The vice-president, a smart young man with the courage of a lion, went to the boys’ home to make an investigation of how they lived, and why they were so bad when on the streets. Here is what he discovered:
They lived in a small cottage and with a man and woman who were not their parents. Their own father had died leaving several valuable pieces of property to his wife, who was again married within a year, and to a man who soon lost all the property, having spent the money for liquor. The mother died, and her husband again married in less than a month, and to a woman who drank as much as he did. This was the home of the two newsboys.
“They both went to bed, nearly every night, with their clothes on,” said the officer, “and what the boys had to eat wasn’t fit for a dog.”
The case was left entirely in the hands of the young officers with instructions to report within a month. In less than the appointed time a report was made. The two newsboys were brought into the president’s office, each having on a nice suit of clothes, their faces and hands clean, and their general appearance and deportment remarkably improved.
“What did you do?” was asked the officer.

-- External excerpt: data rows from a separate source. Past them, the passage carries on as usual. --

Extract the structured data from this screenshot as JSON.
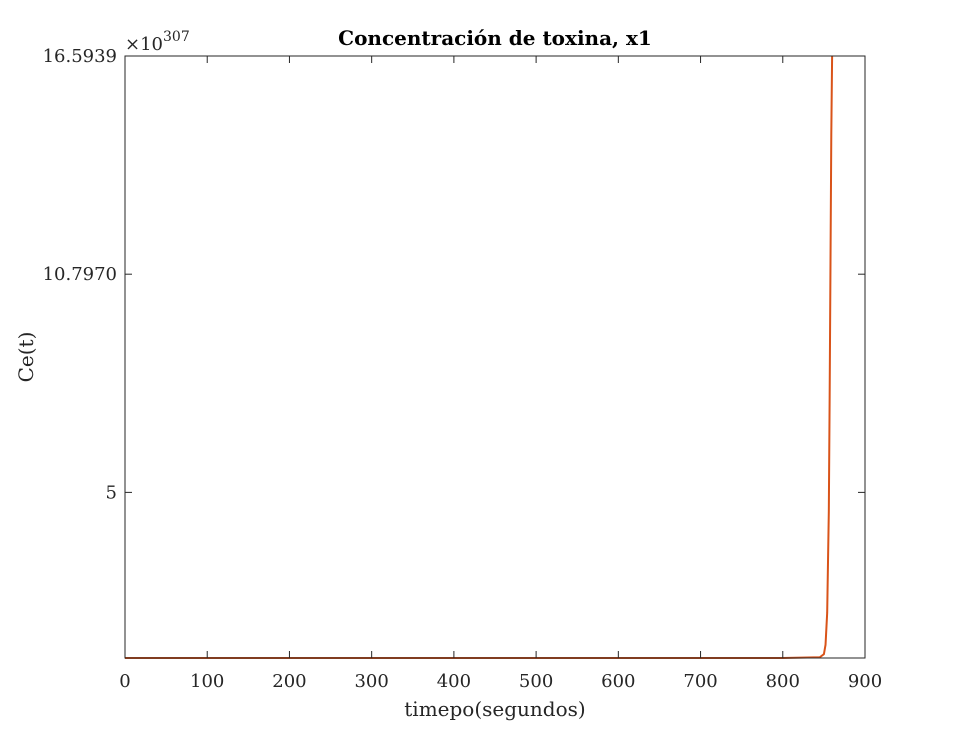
{
  "chart_data": {
    "type": "line",
    "title": "Concentración de toxina, x1",
    "xlabel": "timepo(segundos)",
    "ylabel": "Ce(t)",
    "exponent_label_base": "×10",
    "exponent_label_power": "307",
    "xlim": [
      0,
      900
    ],
    "ylim": [
      0.6,
      16.5939
    ],
    "xticks": [
      0,
      100,
      200,
      300,
      400,
      500,
      600,
      700,
      800,
      900
    ],
    "xtick_labels": [
      "0",
      "100",
      "200",
      "300",
      "400",
      "500",
      "600",
      "700",
      "800",
      "900"
    ],
    "yticks": [
      5,
      10.797,
      16.5939
    ],
    "ytick_labels": [
      "5",
      "10.7970",
      "16.5939"
    ],
    "grid": false,
    "series": [
      {
        "color": "#d95319",
        "x": [
          0,
          100,
          200,
          300,
          400,
          500,
          600,
          700,
          800,
          845,
          850,
          852,
          854,
          856,
          857,
          858,
          859,
          860
        ],
        "y": [
          0.6,
          0.6,
          0.6,
          0.6,
          0.6,
          0.6,
          0.6,
          0.6,
          0.6,
          0.62,
          0.7,
          0.95,
          1.8,
          4.5,
          7.5,
          11.0,
          14.5,
          16.5939
        ]
      }
    ]
  }
}
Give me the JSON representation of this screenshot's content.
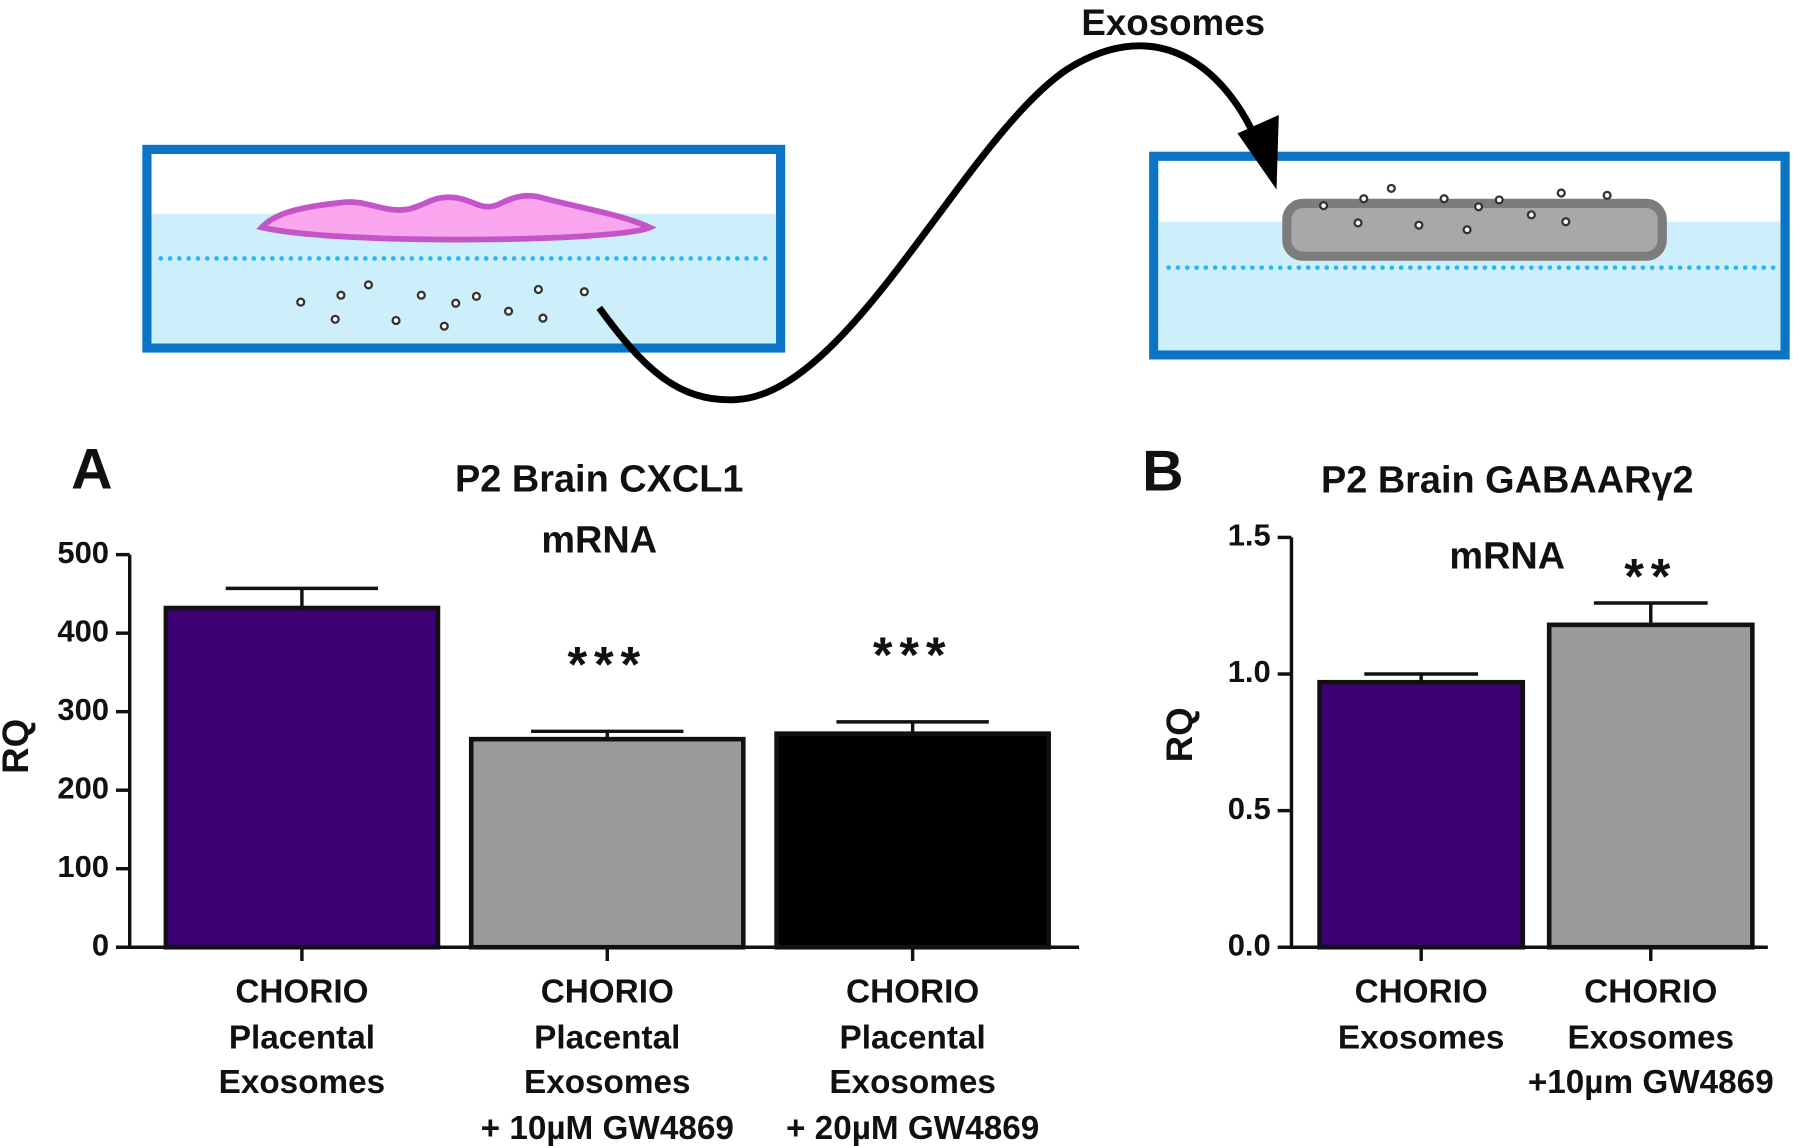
{
  "diagram": {
    "label": "Exosomes"
  },
  "chart_data": [
    {
      "type": "bar",
      "panel_label": "A",
      "title": "P2 Brain CXCL1\nmRNA",
      "ylabel": "RQ",
      "categories": [
        "CHORIO\nPlacental\nExosomes",
        "CHORIO\nPlacental\nExosomes\n+ 10µM GW4869",
        "CHORIO\nPlacental\nExosomes\n+ 20µM GW4869"
      ],
      "values": [
        432,
        265,
        272
      ],
      "errors": [
        25,
        10,
        15
      ],
      "colors": [
        "#3d0075",
        "#9b9b9b",
        "#000000"
      ],
      "annotations": [
        null,
        "***",
        "***"
      ],
      "ylim": [
        0,
        500
      ],
      "yticks": [
        0,
        100,
        200,
        300,
        400,
        500
      ]
    },
    {
      "type": "bar",
      "panel_label": "B",
      "title": "P2 Brain GABAARγ2\nmRNA",
      "ylabel": "RQ",
      "categories": [
        "CHORIO\nExosomes",
        "CHORIO\nExosomes\n+10µm GW4869"
      ],
      "values": [
        0.97,
        1.18
      ],
      "errors": [
        0.03,
        0.08
      ],
      "colors": [
        "#3d0075",
        "#9b9b9b"
      ],
      "annotations": [
        null,
        "**"
      ],
      "ylim": [
        0,
        1.5
      ],
      "yticks": [
        {
          "value": 0,
          "label": "0.0"
        },
        {
          "value": 0.5,
          "label": "0.5"
        },
        {
          "value": 1,
          "label": "1.0"
        },
        {
          "value": 1.5,
          "label": "1.5"
        }
      ]
    }
  ]
}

“We went to the house and demanded that the boys receive care and attention for what they were doing—they were bringing into the house from fifty to sixty cents a day earned by selling papers. And instead of the drunken man and woman spending this for whiskey, we made them buy good things to eat. A retail clothier gave us the suits of clothes, and the boys are simply good, and are working their way on the streets.”
While the boys were working on this case the president reported to the humane officer the condition of things at this home, and in a very short time the family was quite respectable and the boys attending school. To the president, remarkable as seemed the turning of two bad boys into good, honest little sellers, the work of the two officers of the association with the parents was even more so.
Self-governing boys. Boys whom we think can do nothing, and seldom trust, for fear of failing, and yet they brought in line two of the worst cases Boyville had experienced.
As the weeks passed the two boys became favorites among their little friends.